Когда он очнулся и вполз в дом, его встретила траурная тишина. Безмолвная жена помешивала в кипящем огне чай, тантрический лама читал над маленьким тельцем, покрытым саваном, — молитвы, а ламский ученик окуривал комнату благовонным дымом.
Римпочен разжал кулак и медленно опустил руку. Алуна не было.
…Узкие, широко расставленные глаза сричжанга смотрели на него без насмешки и злобы. Отшельник пребывал в полной неподвижности, неотличимый от тех раскрашенных мумий, в которые рано или поздно превращаются все знаменитые ламы, прославившие себя милосердием и чудесами. Холодно было в пещере, мертво. Пыльные струи дневного света почти не достигали угла, где покоился сричжанг, но алун, тяжело удлинивший ему мочку левого уха, мерцал, как звезда войны.
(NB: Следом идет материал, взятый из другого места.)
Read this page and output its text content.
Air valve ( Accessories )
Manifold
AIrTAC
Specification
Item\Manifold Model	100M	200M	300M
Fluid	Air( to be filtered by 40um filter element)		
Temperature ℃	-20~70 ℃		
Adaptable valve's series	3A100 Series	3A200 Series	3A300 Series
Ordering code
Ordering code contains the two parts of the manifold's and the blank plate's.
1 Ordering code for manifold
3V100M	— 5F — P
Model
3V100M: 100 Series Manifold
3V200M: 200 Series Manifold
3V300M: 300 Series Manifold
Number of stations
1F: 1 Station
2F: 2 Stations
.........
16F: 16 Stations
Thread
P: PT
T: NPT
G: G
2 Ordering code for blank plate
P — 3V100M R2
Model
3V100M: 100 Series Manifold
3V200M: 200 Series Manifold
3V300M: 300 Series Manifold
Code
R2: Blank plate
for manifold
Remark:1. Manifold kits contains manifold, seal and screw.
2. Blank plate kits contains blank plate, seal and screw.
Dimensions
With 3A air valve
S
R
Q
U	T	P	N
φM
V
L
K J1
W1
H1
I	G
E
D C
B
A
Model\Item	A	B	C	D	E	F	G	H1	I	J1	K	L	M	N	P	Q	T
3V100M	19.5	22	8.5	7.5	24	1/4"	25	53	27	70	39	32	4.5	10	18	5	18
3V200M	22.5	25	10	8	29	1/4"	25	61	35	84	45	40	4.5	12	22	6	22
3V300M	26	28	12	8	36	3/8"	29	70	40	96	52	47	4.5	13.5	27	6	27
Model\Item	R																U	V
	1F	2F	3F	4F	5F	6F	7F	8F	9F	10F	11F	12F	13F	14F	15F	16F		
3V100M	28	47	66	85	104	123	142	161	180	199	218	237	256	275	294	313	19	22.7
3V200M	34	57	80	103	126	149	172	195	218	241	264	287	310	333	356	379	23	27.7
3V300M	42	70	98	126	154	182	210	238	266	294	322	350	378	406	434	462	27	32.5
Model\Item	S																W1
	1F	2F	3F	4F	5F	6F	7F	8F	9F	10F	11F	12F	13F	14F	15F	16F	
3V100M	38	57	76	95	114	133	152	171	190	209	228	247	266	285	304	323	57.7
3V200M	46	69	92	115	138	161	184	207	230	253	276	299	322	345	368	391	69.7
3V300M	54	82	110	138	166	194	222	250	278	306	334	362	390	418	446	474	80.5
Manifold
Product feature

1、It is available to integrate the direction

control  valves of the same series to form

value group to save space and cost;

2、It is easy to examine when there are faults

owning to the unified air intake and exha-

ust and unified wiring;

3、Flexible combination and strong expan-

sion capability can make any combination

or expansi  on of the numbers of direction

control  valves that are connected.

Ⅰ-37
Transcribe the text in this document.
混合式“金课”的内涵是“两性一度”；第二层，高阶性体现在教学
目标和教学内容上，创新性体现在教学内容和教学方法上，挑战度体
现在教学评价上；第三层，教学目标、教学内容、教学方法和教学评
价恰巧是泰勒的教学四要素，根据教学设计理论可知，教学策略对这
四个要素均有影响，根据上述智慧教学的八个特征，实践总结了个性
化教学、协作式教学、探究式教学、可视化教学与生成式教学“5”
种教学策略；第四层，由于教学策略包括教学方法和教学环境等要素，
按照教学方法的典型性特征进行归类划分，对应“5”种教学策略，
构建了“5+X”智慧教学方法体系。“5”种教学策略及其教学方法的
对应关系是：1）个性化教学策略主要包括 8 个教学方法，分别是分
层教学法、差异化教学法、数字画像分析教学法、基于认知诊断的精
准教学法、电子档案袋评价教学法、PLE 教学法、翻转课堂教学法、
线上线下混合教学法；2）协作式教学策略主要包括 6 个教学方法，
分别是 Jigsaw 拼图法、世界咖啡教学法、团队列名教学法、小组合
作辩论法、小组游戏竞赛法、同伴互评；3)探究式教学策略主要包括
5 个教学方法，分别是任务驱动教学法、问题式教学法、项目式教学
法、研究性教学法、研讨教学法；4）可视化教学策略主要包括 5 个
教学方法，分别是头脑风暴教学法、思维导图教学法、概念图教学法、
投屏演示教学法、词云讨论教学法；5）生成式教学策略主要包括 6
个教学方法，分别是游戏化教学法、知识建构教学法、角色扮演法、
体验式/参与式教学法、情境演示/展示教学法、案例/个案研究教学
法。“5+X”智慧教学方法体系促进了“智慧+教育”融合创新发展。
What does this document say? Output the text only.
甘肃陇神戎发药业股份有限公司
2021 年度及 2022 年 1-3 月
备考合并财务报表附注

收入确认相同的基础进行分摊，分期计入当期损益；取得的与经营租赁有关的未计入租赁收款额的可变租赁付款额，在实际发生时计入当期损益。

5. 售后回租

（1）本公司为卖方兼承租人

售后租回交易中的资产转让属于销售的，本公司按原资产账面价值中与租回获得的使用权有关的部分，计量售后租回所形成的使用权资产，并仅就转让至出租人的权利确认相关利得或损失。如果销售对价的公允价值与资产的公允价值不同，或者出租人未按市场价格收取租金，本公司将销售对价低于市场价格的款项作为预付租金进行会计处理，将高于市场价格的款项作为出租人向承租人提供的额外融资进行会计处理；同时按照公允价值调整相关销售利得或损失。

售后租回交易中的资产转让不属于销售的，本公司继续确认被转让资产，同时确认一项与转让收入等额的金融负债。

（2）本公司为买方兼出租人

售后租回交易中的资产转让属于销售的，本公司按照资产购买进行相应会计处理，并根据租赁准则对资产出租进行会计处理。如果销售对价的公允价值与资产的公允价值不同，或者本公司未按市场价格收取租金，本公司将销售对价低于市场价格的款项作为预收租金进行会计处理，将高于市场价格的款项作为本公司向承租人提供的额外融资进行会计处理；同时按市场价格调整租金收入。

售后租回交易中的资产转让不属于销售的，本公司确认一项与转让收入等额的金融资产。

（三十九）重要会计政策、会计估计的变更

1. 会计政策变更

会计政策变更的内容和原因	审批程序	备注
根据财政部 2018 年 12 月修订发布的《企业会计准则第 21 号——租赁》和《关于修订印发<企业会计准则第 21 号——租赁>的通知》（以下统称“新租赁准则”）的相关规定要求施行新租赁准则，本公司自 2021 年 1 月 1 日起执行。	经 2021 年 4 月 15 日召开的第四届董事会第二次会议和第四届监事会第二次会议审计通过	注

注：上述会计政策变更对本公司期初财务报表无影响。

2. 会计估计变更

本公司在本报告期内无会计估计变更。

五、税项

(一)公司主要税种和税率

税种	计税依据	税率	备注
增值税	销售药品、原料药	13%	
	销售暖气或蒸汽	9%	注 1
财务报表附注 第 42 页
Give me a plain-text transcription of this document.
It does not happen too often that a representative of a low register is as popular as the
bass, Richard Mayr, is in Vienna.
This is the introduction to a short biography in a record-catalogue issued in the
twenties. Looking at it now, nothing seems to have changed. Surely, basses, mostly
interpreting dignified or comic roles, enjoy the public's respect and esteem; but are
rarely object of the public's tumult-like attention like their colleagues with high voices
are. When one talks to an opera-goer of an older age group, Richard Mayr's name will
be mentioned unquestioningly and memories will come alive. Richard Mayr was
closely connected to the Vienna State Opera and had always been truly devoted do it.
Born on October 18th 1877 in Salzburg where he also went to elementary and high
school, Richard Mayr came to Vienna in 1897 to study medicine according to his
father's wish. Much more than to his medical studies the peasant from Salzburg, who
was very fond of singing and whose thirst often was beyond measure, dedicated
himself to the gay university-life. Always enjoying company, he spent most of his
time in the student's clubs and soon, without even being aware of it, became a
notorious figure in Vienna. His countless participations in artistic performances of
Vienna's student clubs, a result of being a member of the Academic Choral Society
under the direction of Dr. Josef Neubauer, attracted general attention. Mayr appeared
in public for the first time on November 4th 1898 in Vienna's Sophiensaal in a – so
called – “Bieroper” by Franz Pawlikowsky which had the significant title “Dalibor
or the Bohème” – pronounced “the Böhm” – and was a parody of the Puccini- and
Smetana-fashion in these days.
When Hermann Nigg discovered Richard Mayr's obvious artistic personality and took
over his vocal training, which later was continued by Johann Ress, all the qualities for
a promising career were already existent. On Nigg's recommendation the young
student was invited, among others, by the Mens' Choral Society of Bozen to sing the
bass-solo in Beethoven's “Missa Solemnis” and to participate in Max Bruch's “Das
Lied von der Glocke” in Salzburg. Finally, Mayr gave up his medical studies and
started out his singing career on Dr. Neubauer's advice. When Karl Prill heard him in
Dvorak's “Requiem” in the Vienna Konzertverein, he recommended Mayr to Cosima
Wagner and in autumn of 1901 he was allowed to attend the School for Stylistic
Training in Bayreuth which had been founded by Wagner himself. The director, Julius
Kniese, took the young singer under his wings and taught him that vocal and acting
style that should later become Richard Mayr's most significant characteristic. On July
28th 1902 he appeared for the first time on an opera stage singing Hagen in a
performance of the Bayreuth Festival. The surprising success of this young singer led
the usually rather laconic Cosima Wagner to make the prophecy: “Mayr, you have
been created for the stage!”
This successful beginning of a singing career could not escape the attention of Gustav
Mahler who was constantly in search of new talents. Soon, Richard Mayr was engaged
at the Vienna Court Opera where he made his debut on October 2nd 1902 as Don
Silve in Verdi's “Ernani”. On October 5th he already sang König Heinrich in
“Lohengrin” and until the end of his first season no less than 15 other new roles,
— Чего тебе еще надо? — Аскет впервые раскрыл рот с почти незаметными из-за покрывавшего их черного лака зубами. — Убирайся!
Такова легенда о серьге трех желаний. Впоследствии она трансформировалась в широко распространенную на Востоке притчу о руке обезьяны, которая, исполнив желания, — бесследно исчезает. Возможно, известную роль здесь сыграл и миф о царе обезьян Ханумане, чей лик ужасен, а сокровища неисчислимы. Но как бы там ни было, красный камень действительно никогда не задерживался надолго в одних руках и мало кому приносил удачу. Его временный владелец не мог уже быть спокоен ни за себя, ни за своих близких. В лучшем случае сокровище просто похищали, но куда чаще за него приходилось расплачиваться жизнью. Даже султанам и махараджам не удавалось надолго сохранить у себя красный алмаз.
Но такова участь всех знаменитых камней. Несравненный «Орлов», украсивший бриллиантовый скипетр дома Романовых, тоже прошел через множество рук, оставляя за собой кровь и слезы. Сотни лет мерцал он во лбу миросоздателя Брахмы, чье творение поддерживает Вишну и разрушает во имя грядущего созидания неистовый Шива, пока не зашел в пещерный храм шах Надир. Не безвестный вор, а сам персидский царь вырвал из каменной глазницы сияющее око и спрятал его в сокровищнице. Но шаха вскоре зарезали, а камень присвоил французский гренадер, утопивший его в кровоточащей ране на бедре. Что случилось с гренадером потом, история умалчивает. Скорее всего, он остался на всю жизнь хромым, если, конечно, не угодил в тюрьму или, того хуже, на виселицу. Алмаз же с тех пор пошел по рукам, пока не достался одному из фаворитов Екатерины Второй.
Павлиний трон
И еще один рассказ о тайне сокровищ Надира… Как-то, находясь в Дели, я съездил на раскопки древнего городища, который по мнению индийских археологов является воспетым Махабхаратой Индрапрастхой. Бродя по дну заброшенного оврага, я пристально вглядывался в свежий грунт раскопанного откоса, стараясь не пропустить проблеск какого-нибудь глазурованного осколка. Он мог быть частицей нищенской патры, или кувшина, с которым гибкая красавица спускалась к ручью, или чаши, что питала амброзией бессмертие ведических богов. Я пытался угадать, где проходили городские улицы, где высились храмы, где шумели сады. Но только прямоугольная путаница бедняцких жилищ открывалась глазу, только вмурованные в кладку темнели горловины исполинских кувшинов. Что хранили в них древние делийцы: рис, пшеницу, вино? Или кости предков, подобно тому, как это делали в Абхазии и Шумере? Белые таблички на склоне об этом умалчивали. Кроме предполагаемого возраста вскрытых горизонтов, на них ничего не было. Мой спутник, поэт и востоковед Михаил Курганцев, высказал сомнения относительно правомерности датировок. Слишком уж близко соседствовали здесь палеолит с неолитом, слишком математически правильными выглядели отрезки земли, пропорциональные верстам времени. Но как бы там ни было, а перед нами лежала земля, которая сберегла угли доисторических костров.
— Я понял, — сказал Курганцев, — как дорога индийцам преемственная связь «Махабхараты», чьи образы воплотили в себе высокие черты национального характера. Жизнь пяти братьев Пандавов по сей день служит моделью поведения и этическим эталоном для их далеких потомков.